Modern astronomers find a few novae each year, but supernovae are so rare that there is only one or two each century in our galaxy. Astronomers know that stars die because they occasionally see supernovae flare in other galaxies and because telescopes reveal the remains of stars that have already died.

The Explosion of a Star

How does a star explode and then explode again fifty years later? That is what an international team of astronomers is working to find out after observing this inexplicable event. The star, known as, iPTF14hls, not only exploded in September of 2014, it appears that it exploded in 1954 as well.

Credit: Futurism

A Type II Supernova

In studying supernovae in other galaxies, astronomers have noticed that there are a number of different types. Type II supernovae have spectra containing hydrogen lines. Therefore, scientists believe they develop by the collapse and explosion of the massive star. The outer layer of the star, rich in hydrogen, produces the hydrogen lines.

The light given off by the 2014 event was analyzed in order to understand the speed and chemical composition of the material ejected in the explosion. This analysis indicated that the explosion was what’s called a type II-P supernova, and everything about the discovery seemed normal. Strangely enough, a few months later the supernova started getting brighter again. Type II-P supernovae usually remain bright for about 100 days, but iPTF14hls remained bright for more than 600!

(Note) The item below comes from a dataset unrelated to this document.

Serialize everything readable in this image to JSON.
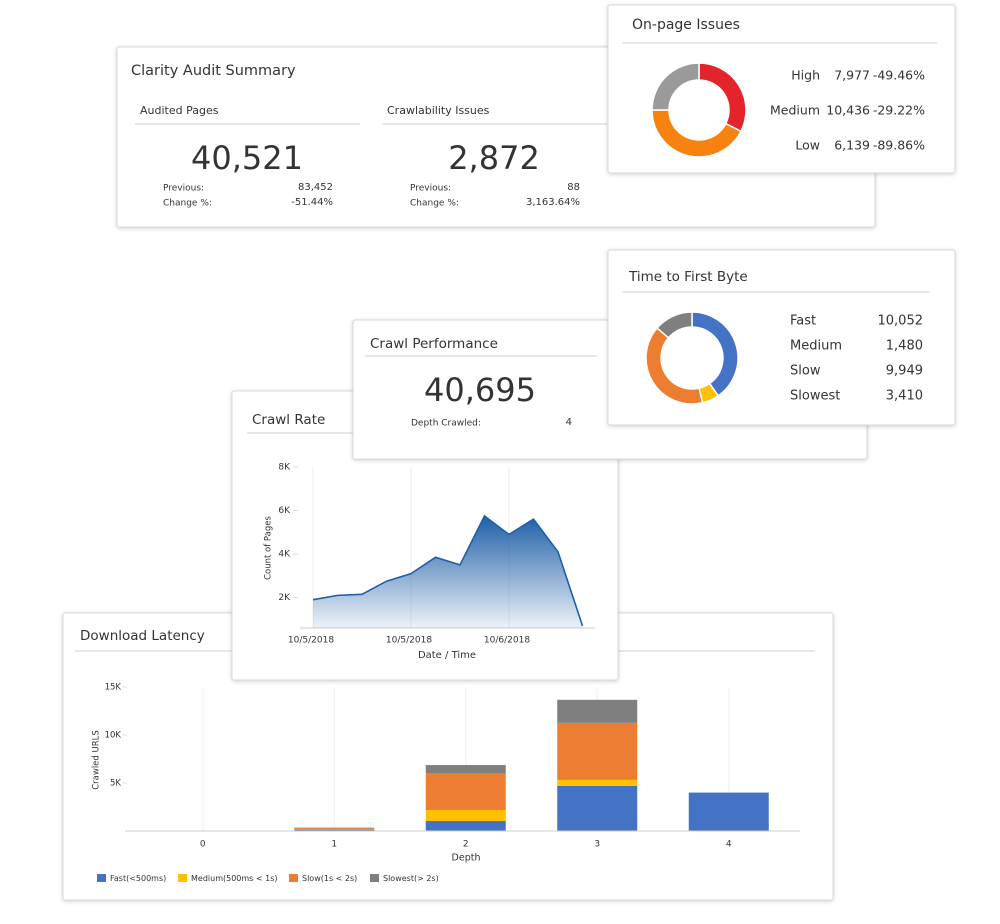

Movies and television promote the idea that an explosion in space makes noise. Space is a nearly perfect vacuum, and sound can not travel through a vacuum. Supernovae explosions are among the most violent events in natures, but they are silent.

Light Detection

How did astronomers detect the second explosion? An instrument built by Carnegie Science Institue Nick Konidaris was key to analyzing the light emitted by iPTF14hls, which dimmed and brightened at least five times over three years. Called the SED Machine, Konidaris’ tool rapidly classifies supernovae and other short-lived astronomical events. With the help of his machine, Konidaris captured an event that astronomers did not believe could happen. As a result, research into why the star exploded twice will now take precedent.


What happened during the first explosion that allowed the star to explode again? Did the star partially explode the first time? Astronomers will have to go back and look at their theories regarding Type II Supernovae because this star no longer fits into their previous conclusion. Stellar explosions teach astronomers a great deal about the origins of much of the material that makes up our universe. With new machines and better technology, we may someday know why this Supernovae exploded twice.